Al parecer, Kirchner se sintió perdonado y corresponde halagando a su mecenas: «Le creo absolutamente al presidente Duhalde» dijo ayer y agregó que va a pactar con él una «fórmula con absoluta fortaleza, que garantice pluralidad y amplitud, y que le dé cabida a un proyecto de centro-izquierda».
Kirchner no hizo otra cosa que reflotar su viejo entendimiento con el duhaldismo.
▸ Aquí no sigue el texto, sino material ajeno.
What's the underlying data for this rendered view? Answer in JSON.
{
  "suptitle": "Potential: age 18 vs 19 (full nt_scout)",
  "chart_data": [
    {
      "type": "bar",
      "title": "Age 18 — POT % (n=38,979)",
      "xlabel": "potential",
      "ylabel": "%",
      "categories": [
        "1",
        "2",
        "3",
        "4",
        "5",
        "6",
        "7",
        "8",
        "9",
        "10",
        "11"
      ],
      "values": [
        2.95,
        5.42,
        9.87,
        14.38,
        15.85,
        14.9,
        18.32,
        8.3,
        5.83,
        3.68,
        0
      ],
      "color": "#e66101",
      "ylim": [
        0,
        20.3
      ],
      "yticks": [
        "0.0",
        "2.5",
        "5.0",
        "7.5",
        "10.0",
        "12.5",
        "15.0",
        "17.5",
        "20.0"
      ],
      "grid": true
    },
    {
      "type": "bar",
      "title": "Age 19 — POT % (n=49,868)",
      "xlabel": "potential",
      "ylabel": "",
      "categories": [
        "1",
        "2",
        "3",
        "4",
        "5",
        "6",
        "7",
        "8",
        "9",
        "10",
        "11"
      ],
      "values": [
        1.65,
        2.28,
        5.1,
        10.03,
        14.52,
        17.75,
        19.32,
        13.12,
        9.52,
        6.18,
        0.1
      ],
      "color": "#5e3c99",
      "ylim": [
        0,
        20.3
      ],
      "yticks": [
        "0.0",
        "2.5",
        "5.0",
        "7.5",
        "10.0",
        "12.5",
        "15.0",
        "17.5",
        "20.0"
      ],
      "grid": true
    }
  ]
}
No el que tiene a través de Alberto Fernández, viejo cajero de disidentes del PJ Capital y ex funcionario de Duhalde en el Grupo Bapro. Las afinidades que rescata el santacruceño son más poéticas: se trata de los retiros espirituales del Grupo Calafate y de las sesiones de sauna compartido en el San Juan Tennis Club junto con Carlos Chacho Alvarez y Juan Pablo Cafiero, en los días de diciembre de 2001, cuando conspiraban contra Fernando de la Rúa.